Harry fez uma careta com o uso do "permito" e Tom, estranhamente, achou aquilo... divertido?
Fofo?
Ridículo!
Lhe deu uma sensação estranha, mas talvez fosse apenas a incapacidade de sentir corretamente como uma simples Horcrux. Tinha que parar de se incomodar tanto com esses detalhes quando se referia a Harry Potter. A situação era toda atípica.
- Estou esperando - murmurou o mais velho apenas porque inconscientemente quis ver o outro fazer mais uma dessas caretas.
- Obrigada por me curar. Todas as vezes que precisei.
- Você mesmo disse, menino, eu preciso de você para viver. Tente não se arriscar de mais, a propósito.
- Vou fazer um esforço - murmurou.
- Mas... - continuou Tom, olhando para frente, sentindo-se incomodado mas... queria dizer aquelas palavras: - Principalmente, eu não me incomodo em ajudá-lo.

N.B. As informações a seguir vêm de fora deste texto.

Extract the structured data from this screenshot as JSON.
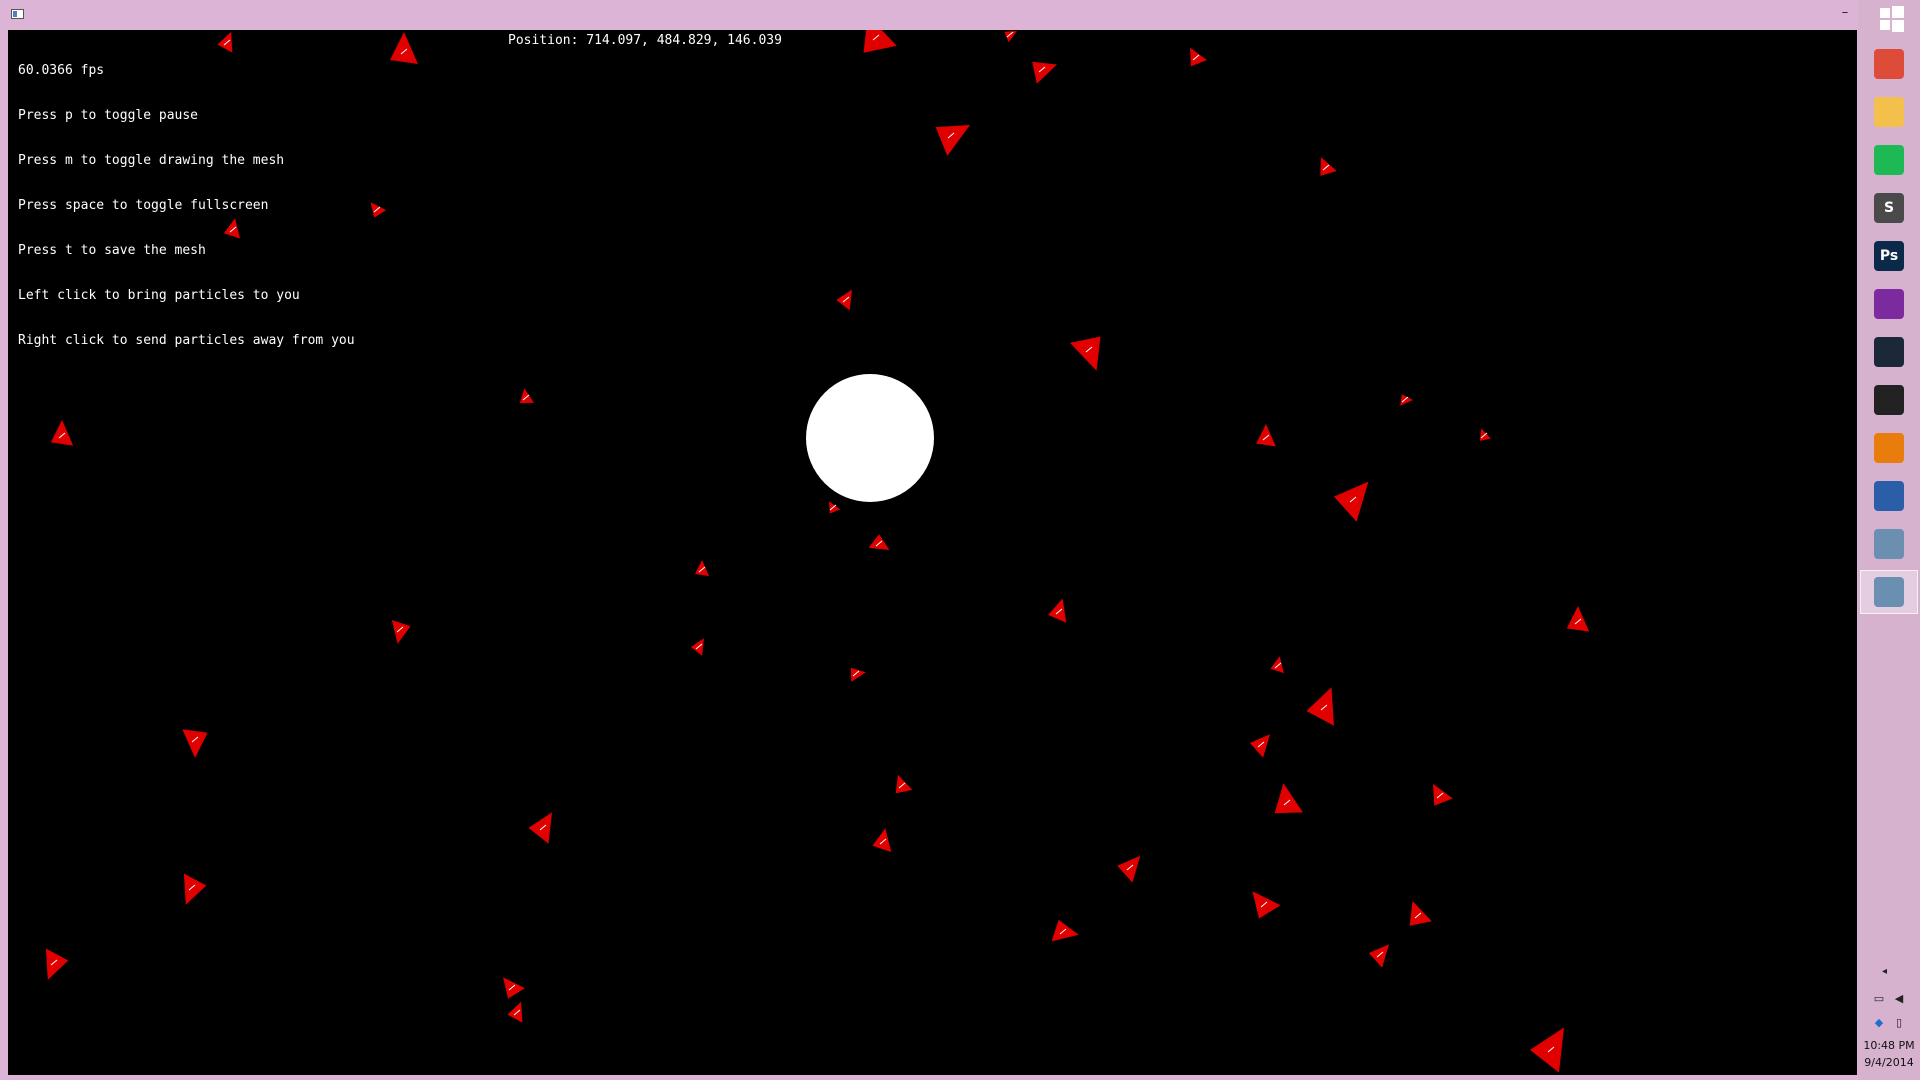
{
  "window": {
    "minimize_glyph": "–"
  },
  "hud": {
    "fps": "60.0366 fps",
    "position": "Position: 714.097, 484.829, 146.039",
    "instructions": [
      "Press p to toggle pause",
      "Press m to toggle drawing the mesh",
      "Press space to toggle fullscreen",
      "Press t to save the mesh",
      "Left click to bring particles to you",
      "Right click to send particles away from you"
    ]
  },
  "colors": {
    "particle": "#e00000",
    "sphere": "#ffffff",
    "background": "#000000",
    "taskbar": "#d6b2cf"
  },
  "taskbar": {
    "apps": [
      {
        "name": "chrome-icon",
        "label": "",
        "color": "#dd4b39"
      },
      {
        "name": "file-explorer-icon",
        "label": "",
        "color": "#f3c14b"
      },
      {
        "name": "spotify-icon",
        "label": "",
        "color": "#1db954"
      },
      {
        "name": "sublime-text-icon",
        "label": "S",
        "color": "#4a4a4a"
      },
      {
        "name": "photoshop-icon",
        "label": "Ps",
        "color": "#0b2a4a"
      },
      {
        "name": "windows-tiles-icon",
        "label": "",
        "color": "#7b2b9e"
      },
      {
        "name": "steam-icon",
        "label": "",
        "color": "#1b2838"
      },
      {
        "name": "unity-icon",
        "label": "",
        "color": "#222222"
      },
      {
        "name": "blender-icon",
        "label": "",
        "color": "#e87d0d"
      },
      {
        "name": "powershell-icon",
        "label": "",
        "color": "#2a5fa8"
      },
      {
        "name": "app-window-icon",
        "label": "",
        "color": "#6a8fb0"
      },
      {
        "name": "app-window-icon",
        "label": "",
        "color": "#6a8fb0"
      }
    ],
    "clock_time": "10:48 PM",
    "clock_date": "9/4/2014"
  }
}
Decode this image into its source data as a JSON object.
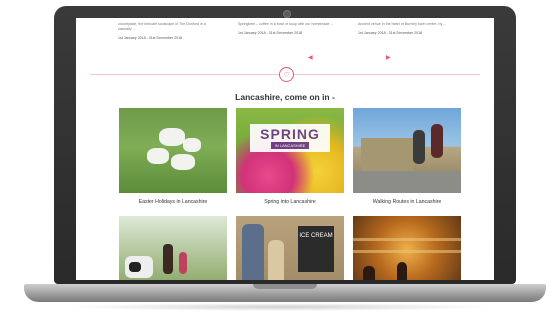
{
  "page": {
    "snippets": [
      {
        "text": "countryside, the intricate soulscape of The Dunford in a naturally ...",
        "date": "1st January 2018 - 31st December 2018"
      },
      {
        "text": "Springtime – coffee in a bowl of soup with our homemade ...",
        "date": "1st January 2018 - 31st December 2018"
      },
      {
        "text": "Ancient venue in the heart of Burnley town centre, by ...",
        "date": "1st January 2018 - 31st December 2018"
      }
    ],
    "carousel": {
      "prev": "◀",
      "next": "▶"
    },
    "divider_icon": "heart-icon",
    "heading": "Lancashire, come on in -",
    "tiles": [
      {
        "caption": "Easter Holidays in Lancashire"
      },
      {
        "caption": "Spring into Lancashire",
        "overlay_big": "SPRING",
        "overlay_small": "IN LANCASHIRE"
      },
      {
        "caption": "Walking Routes in Lancashire"
      },
      {
        "caption": ""
      },
      {
        "caption": "",
        "sign_text": "ICE CREAM"
      },
      {
        "caption": ""
      }
    ]
  },
  "colors": {
    "accent": "#e05a7a",
    "divider": "#f0c8d2",
    "heading": "#333333"
  }
}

Harry piscou por um tempo, quase tropeçou em um degrau que não viu.
- Não?
- Não.
- Como isso?
- O que quer dizer?
- Nós! Quer dizer... você deve odiar estar em mim, com tudo que aconteceu.
- Não é o melhor dos cenários... - e aquela sensação estranha voltou, principalmente quando focou nos olhos verdes Avada do menino e se sentiu compelido a desviar.

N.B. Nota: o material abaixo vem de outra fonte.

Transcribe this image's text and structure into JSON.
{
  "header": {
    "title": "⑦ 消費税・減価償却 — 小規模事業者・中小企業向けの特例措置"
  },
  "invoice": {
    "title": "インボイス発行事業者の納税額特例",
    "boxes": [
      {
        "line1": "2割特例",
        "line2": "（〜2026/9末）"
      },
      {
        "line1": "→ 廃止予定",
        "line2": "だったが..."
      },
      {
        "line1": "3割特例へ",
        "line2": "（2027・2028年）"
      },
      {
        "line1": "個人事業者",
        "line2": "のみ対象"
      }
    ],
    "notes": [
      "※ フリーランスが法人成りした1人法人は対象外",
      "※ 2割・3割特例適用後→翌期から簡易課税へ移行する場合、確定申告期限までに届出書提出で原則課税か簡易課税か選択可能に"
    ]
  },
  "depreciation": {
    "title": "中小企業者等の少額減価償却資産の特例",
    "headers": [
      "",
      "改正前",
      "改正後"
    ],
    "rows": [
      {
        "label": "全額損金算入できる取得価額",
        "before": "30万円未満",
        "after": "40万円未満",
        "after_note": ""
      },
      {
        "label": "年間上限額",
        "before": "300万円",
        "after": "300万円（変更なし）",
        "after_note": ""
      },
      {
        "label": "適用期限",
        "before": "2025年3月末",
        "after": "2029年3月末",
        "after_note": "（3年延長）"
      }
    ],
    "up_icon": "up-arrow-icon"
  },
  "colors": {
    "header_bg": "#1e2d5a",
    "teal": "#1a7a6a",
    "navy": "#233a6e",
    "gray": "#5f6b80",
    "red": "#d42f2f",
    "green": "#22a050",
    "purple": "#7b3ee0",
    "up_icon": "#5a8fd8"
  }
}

Inferno, Voldemort se recusava a desviar o olhar, ainda mais de uma reles criança.
- Mas... eu não veria como o pior - completou.
- Você não me odeia?
- Claro que não. Por que haveria?
- A guerra, meus pais...
- Passado. Agora não interessa mais. Não sou nada além de um pedaço do que podia ser, não sou nem humano e mal posso ser visto como vivo, tudo que tenho é...
Mas ele não terminou.
Mal acreditando nas próprias palavras que iriam sair de sua boca.
Era... ridículo! Ele... realmente...
Sequer conseguia organizar os pensamentos. Raiva, frustração, medo?
- A sobrevivência? - ofereceu Harry.
- Claro - resmungou correndo as escadas um pouco mais rápido do que precisava, seu tamanho fazendo o menor ficar mais para trás.
- Não ficou bravo que eu tenha visto suas memórias?
- Não me agrada, mas é outra coisa que me parece inútil a esse ponto. Se tem alguém que poderia vê-las também é você. Ao menos entenderá que não deve dar atenção a trouxas e o que dizem. São um bando de porcos nojentos, que se agridem e se matam por coisas pequenas como territórios e queimam seu conhecimento com bombas, ao invés de tentarem evoluir.
- Tom...
O mais velho parou para encarar Harry com o uso do nome que ainda o irritava, mas quando viu a expressão do menino de alguma forma estranha gelou.
Havia tanto naquelas orbes verdes que pareciam que te levariam para longe, que iriam te afogar num mundo novo se encarasse demais.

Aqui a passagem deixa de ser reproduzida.